The other night we celebrated me not being that ill from pneumonia by going out for dinner at Anthony's in Leeds. We've been meaning to go for quite a while, since trying other restaurants which had been recommended by word of mouth to us which were frigging awful. This place, our 'social network' had told us, was not worth going to. So I enthusiastically booked it. We're also enthusiastic converts to 'molecular gastronomy', aka foam. El Bulli allegedly started this off - the World's number one restaurant. And as I learned from the web, chefs at Anthony's were trained at El Bulli.
Aesthetically, I have to say it is stuck somewhere in the early nineties. Those, what have to be considered now revolting brown leather high backed chairs, with matching brown oil paintings, which looked like they were picked up on Ebay. Husband quite liked the velvet underskirt of the tablecloth, I felt a bit like a footballer's wife. The restaurant is in the basement which is a questionable marketing technique. There was no natural light to appreciate the colour of one's plate. Our first encounter with the wine list was not as good as such an experience should be. As we both wanted the taster menu (which can't be that unusual) I was expecting, like at other expensive establishments, that we would have a recommended glass of whatever for each - or every other- course. This was one of the most blinding experiences on honeymoon in the Loire- the Vouvray perfectly matched the Foie gras for example. But nothing was specifically recommended. So we settled for a Sancerre and Fleurie for simplicity's sake.

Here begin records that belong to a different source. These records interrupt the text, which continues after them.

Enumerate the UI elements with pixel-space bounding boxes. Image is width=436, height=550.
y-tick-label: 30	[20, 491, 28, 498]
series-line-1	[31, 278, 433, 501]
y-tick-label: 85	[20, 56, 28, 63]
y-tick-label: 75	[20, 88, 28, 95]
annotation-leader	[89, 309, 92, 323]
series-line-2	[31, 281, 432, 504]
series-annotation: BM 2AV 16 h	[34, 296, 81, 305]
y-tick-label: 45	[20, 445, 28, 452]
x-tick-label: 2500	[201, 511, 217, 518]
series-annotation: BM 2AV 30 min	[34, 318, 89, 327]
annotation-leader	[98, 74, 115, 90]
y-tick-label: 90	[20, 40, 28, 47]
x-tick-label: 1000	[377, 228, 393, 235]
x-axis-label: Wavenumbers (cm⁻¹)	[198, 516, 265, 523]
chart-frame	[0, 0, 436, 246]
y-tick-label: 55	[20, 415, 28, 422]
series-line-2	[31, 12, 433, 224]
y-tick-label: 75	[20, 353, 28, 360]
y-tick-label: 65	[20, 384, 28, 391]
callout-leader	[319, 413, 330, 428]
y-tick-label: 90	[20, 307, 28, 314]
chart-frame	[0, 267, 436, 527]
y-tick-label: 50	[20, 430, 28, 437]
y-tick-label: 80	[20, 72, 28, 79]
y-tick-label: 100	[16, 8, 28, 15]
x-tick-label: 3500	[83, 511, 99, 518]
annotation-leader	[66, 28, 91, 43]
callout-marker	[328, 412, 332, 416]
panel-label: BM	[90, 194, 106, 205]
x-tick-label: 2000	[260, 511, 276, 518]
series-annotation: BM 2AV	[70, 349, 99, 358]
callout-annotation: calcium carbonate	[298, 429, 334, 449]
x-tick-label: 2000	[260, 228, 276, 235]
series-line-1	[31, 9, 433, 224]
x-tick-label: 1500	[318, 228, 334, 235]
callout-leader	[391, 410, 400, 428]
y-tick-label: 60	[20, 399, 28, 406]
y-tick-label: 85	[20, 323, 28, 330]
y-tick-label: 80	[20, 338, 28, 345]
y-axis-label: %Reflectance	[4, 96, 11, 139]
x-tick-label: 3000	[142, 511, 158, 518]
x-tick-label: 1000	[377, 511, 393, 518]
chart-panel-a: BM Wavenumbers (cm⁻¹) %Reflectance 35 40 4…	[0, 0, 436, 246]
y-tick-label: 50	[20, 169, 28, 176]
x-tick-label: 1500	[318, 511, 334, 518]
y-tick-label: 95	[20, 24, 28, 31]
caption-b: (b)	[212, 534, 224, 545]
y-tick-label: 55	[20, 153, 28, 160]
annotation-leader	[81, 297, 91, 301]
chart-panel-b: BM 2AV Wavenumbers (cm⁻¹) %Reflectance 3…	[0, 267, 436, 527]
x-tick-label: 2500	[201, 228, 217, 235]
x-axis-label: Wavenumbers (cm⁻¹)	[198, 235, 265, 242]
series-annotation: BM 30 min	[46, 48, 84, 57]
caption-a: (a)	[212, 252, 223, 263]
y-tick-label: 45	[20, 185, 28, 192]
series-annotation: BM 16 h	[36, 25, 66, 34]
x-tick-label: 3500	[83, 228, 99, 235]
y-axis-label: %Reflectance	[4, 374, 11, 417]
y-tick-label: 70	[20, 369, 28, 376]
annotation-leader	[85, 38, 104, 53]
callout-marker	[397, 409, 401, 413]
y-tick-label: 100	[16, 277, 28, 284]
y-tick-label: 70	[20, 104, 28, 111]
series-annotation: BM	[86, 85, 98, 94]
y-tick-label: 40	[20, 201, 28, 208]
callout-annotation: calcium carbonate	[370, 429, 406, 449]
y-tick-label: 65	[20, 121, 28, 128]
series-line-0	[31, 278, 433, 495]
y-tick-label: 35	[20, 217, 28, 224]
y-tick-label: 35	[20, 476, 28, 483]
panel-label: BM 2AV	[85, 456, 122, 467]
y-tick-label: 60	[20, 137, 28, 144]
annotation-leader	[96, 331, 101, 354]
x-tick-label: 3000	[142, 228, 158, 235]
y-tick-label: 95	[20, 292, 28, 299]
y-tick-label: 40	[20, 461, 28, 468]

We weren't given a menu of what we had chosen, until the end.
But the food was impressive. We had eight courses. I love small, numerous courses. The first course, pig cheek - nice but should it have been the first course? For the first course you want something refreshing which cleans the palate, not the heaviest, richest dish on the menu. That was a mistake. The second course was marvellous - risotto in expresso foam. You wouldn't think this would go, but it was delectable, the cheesey parmesan contrasting with the foamy and bitter coffee and succulent grains of rice. Too much of it if anything though - but this is Yorkshire. Then a wonderfully diverse course. And I could hear Gordon Ramsey shouting down my ear as I devoured it - How many flavours on one plate? I disagree with his bulliness on this. He says one can only take about four flavours at once. Anyway this course was duck (such dainty slices, microscopic) tobacco rhubarb, avocado. And there were grapefruit flecks. It looked a picture. The tastes were divine, there were more than four. And refreshing. It's a dream come true when one looks at a plate and thinks ' should I eat that?'. I didn't want to disturb a work of art. Then there were two fish courses, better if anything or at least on a par. Again the slitherist of slices of ox tongue with tuna and horseradish. Gorgeous. Followed by Red Mullet, filo crab sandwich and passion fruit foam. Divine. The Lamb dish which followed was perhaps again too quantative but delicious. Then two desserts - cucumber and cheese cannelloni. Nice. And apple pork and sage (parfait, filo and icecream) respectively. Lovely. But the cheeseboard was perhaps the highlight of the evening. There were about 30 cheeses to choose from - they had their own menu. We picked seven. You could pick eleven or thirteen. Then they went off and printed our own little cheese menu. So I've got a little list here if ever I want to get our favourites - bit of a problem as they all were. They were served on a thin long platter with plenty of accompaniments, nice breads, pickle and grapes. It was a perfect finish.
I think if they improved the wine selection, training for the sommelier, order of the taster menu and ambience of the place then it wouldn't be just deserving of one Michelin star but two. And at two hundred pounds for what was a great example of Northern creative genius - worth every penny.